Imelda bounces away, fresh-faced, but reappears within seconds. ‘Call for you, Gloria, I think it’s your mother. I’ll wheel the phone in.’

Gloria’s spirits lift at the prospect of a maternal chat but it turns out to be her mother-in-law, the real Mrs McDermott. She’s not the worst in the world but Gloria isn’t in the humour for her.

‘Lovie, I know exactly how you must be feeling,’ bawls the voice on the end of the line. ‘I lost two babies myself before Mick came along, bless him. You never forget a miscarriage, no matter how many babies you have afterwards.’

‘That’s a comfort,’ Gloria thinks bitterly, holding the phone a few inches from her ear.

‘Oh, it was hard in my day, sure enough,’ she bellows, ‘you had to get on with it if you lost a baby.’

Her mother-in-law continues in this vein for five minutes, while Gloria fantasises about hanging up and claiming they were disconnected.

‘Still, I have my boys and I wouldn’t trade them for the world. You should always remember this about babies, lovie, if they don’t make you laugh they’ll never make you cry.’

‘Margaret,’ Gloria interrupts, desperation lending her fluency. ‘You’ve no idea how much I appreciate your call, it’s helped so much. But there’s only the one phone on this corridor and I can’t monopolise it. I’m going home soon, I’ll ring you then.’

‘Are you indeed? I’ll pop down and visit you, so. I have the free travel since I turned sixty last year.’

Somebody up there has really got it in for her. Gloria sends the telephone trolley clattering against the wall and prepares to treat herself to another wallow, she’s earned it. So they’re turning her out on Monday: out to the tender mercies of a mother-in-law determined to be supportive if she loses her voice in the process, and of a husband who can’t bear to touch her. Gloria’s grown curiously attached to this sloppily painted orange hospital room although she’s shed tears in it, raged at Mick in it, leaked more tears in it and railed against life in it.
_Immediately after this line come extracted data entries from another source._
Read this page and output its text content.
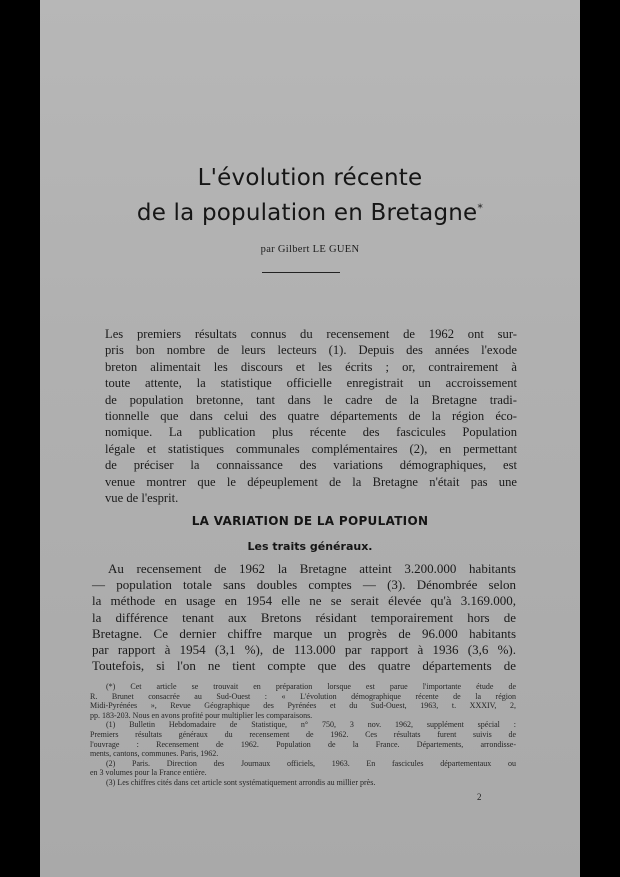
L'évolution récente
de la population en Bretagne*
par Gilbert LE GUEN
Les premiers résultats connus du recensement de 1962 ont sur-
pris bon nombre de leurs lecteurs (1). Depuis des années l'exode
breton alimentait les discours et les écrits ; or, contrairement à
toute attente, la statistique officielle enregistrait un accroissement
de population bretonne, tant dans le cadre de la Bretagne tradi-
tionnelle que dans celui des quatre départements de la région éco-
nomique. La publication plus récente des fascicules Population
légale et statistiques communales complémentaires (2), en permettant
de préciser la connaissance des variations démographiques, est
venue montrer que le dépeuplement de la Bretagne n'était pas une
vue de l'esprit.
LA VARIATION DE LA POPULATION
Les traits généraux.
Au recensement de 1962 la Bretagne atteint 3.200.000 habitants
— population totale sans doubles comptes — (3). Dénombrée selon
la méthode en usage en 1954 elle ne se serait élevée qu'à 3.169.000,
la différence tenant aux Bretons résidant temporairement hors de
Bretagne. Ce dernier chiffre marque un progrès de 96.000 habitants
par rapport à 1954 (3,1 %), de 113.000 par rapport à 1936 (3,6 %).
Toutefois, si l'on ne tient compte que des quatre départements de
(*) Cet article se trouvait en préparation lorsque est parue l'importante étude de
R. Brunet consacrée au Sud-Ouest : « L'évolution démographique récente de la région
Midi-Pyrénées », Revue Géographique des Pyrénées et du Sud-Ouest, 1963, t. XXXIV, 2,
pp. 183-203. Nous en avons profité pour multiplier les comparaisons.
(1) Bulletin Hebdomadaire de Statistique, n° 750, 3 nov. 1962, supplément spécial :
Premiers résultats généraux du recensement de 1962. Ces résultats furent suivis de
l'ouvrage : Recensement de 1962. Population de la France. Départements, arrondisse-
ments, cantons, communes. Paris, 1962.
(2) Paris. Direction des Journaux officiels, 1963. En fascicules départementaux ou
en 3 volumes pour la France entière.
(3) Les chiffres cités dans cet article sont systématiquement arrondis au millier près.
2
She contemplates her departure. Time to count her blessings instead of sheep, that’s what Bing Crosby recommends and he wouldn’t give you a wrong steer. On the plus side: she’ll have her own things about her, and didn’t Maureen O’Hara stress the importance of that on behalf of women everywhere in The Quiet Man. On the minus side: no nurses, fewer visitors and she’ll have to make her own tea. She confides in the bedside locker: ‘Maybe I’ll send Mick out to Amott’s for a Teasmaid, it can be my coming-home present from him.’

Except he doesn’t want her home, he prefers her safely out of the way in hospital.